Discussion thread: here [Change the link from the KIP proposal email archive to your own email thread]
JIRA: here [Change the link from KAFKA-1 to your own ticket]
Please keep the discussion on the mailing list rather than commenting on the wiki (wiki discussions get unwieldy fast).
Motivation
For managing Kafka-as-a-service, it will be useful to have some more metrics to support health checks so that any issues can be identified early.
Public Interfaces
Broker-side metrics
Error rates
There are currently no metrics to report error rates in the broker. It will be useful to monitor errors returned to clients for each request type, so that alerts can be generated if requests fail consistently. Each error code for each request type will be measured separately to provide flexibility in terms of how errors are processed by downstream tools.

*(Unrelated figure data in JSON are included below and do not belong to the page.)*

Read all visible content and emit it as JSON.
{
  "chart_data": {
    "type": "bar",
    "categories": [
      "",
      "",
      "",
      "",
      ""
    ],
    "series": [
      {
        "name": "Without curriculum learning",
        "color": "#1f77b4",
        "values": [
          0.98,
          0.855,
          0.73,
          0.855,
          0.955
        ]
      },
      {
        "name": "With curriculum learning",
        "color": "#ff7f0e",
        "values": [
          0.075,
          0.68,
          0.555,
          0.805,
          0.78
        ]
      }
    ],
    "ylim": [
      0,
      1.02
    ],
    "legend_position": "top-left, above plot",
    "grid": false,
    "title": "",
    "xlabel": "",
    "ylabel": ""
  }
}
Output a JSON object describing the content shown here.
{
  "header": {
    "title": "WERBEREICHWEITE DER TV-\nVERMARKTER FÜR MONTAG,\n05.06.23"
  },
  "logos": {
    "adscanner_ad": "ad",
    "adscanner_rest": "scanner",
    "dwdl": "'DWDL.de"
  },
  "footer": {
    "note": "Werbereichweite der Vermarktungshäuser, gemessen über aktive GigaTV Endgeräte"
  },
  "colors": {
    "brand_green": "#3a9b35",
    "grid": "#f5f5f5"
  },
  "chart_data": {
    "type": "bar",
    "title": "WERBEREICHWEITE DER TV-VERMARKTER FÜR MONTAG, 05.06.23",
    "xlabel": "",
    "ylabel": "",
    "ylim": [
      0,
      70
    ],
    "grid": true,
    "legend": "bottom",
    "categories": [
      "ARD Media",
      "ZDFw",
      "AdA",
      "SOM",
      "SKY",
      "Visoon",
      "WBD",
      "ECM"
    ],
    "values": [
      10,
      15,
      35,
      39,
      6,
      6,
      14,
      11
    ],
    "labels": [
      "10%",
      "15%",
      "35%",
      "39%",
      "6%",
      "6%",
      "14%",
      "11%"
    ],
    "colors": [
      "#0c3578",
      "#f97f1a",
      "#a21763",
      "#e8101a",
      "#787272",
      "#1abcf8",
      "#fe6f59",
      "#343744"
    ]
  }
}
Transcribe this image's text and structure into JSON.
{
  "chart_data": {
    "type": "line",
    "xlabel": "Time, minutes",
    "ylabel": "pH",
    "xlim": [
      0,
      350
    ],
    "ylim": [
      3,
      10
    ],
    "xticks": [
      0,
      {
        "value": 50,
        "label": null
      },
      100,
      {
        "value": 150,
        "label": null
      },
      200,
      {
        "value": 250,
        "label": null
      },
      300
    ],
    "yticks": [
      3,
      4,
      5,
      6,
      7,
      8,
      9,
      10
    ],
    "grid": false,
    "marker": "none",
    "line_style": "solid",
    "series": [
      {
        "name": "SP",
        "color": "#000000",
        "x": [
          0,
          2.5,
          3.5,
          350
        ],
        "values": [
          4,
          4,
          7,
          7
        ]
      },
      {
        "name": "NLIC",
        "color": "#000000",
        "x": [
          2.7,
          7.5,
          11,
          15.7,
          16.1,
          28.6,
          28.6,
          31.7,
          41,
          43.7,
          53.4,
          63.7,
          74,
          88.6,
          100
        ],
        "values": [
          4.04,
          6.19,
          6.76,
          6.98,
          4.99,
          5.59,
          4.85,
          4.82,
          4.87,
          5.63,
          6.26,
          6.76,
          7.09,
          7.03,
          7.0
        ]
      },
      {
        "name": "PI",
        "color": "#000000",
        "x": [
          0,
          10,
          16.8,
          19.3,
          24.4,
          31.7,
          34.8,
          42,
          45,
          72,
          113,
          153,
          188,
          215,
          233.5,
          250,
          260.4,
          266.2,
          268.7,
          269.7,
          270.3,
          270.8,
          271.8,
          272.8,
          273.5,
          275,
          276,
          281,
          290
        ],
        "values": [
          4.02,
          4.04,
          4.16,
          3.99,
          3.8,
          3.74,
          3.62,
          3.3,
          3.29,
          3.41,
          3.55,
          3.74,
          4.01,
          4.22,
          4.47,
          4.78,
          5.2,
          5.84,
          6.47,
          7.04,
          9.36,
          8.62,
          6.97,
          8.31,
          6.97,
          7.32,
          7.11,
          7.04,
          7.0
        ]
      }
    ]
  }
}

This metric will be a meter in the same group as existing request metrics RequestsPerSec
etc.
MBean: kafka.network:type=RequestMetrics,name=ErrorsPerSec,request=api_key_name,error=error_code_name
Fetch down conversion rate
Down conversions are expensive since the whole response has to be read into memory for conversion. It will be useful to monitor the rate of down conversion.
This will be a meter in the same group as existing topic metrics TotalFetchRequestsPerSec
etc.
MBean: kafka.server:type=BrokerTopicMetrics,name=FetchDownConversionsPerSec,topic=([-.\w]+)
ZooKeeper latency
It will be good to monitor latency of ZooKeeper requests so that any issues with ZooKeeper communication can be detected early.
This will be a histogram in the same group as existing ZooKeeper session metrics ZooKeeperSyncConnectsPerSec
etc.
MBean: kafka.server:type=SessionExpireListener,name=ZooKeeperLatency
Client-side metrics
Client versions
We currently have a MBean for client version that gives commit id and version, but this is not exposed as a metric. In order to optimize upgrades and debug issues, it will be useful to have a gauge for client versions to monitor the versions used by clients.
This will be a Gauge.
MBean: [kafka.admin.client|kafka.consumer|kafka.producer]:type=client-version,commit_id="CommitId",version="Version"
Proposed Changes
New yammer metrics will be added on the broker-side and Kafka metrics on the client-side.
Compatibility, Deprecation, and Migration Plan
- What impact (if any) will there be on existing users?
These are new metrics and there will be no impact on existing users.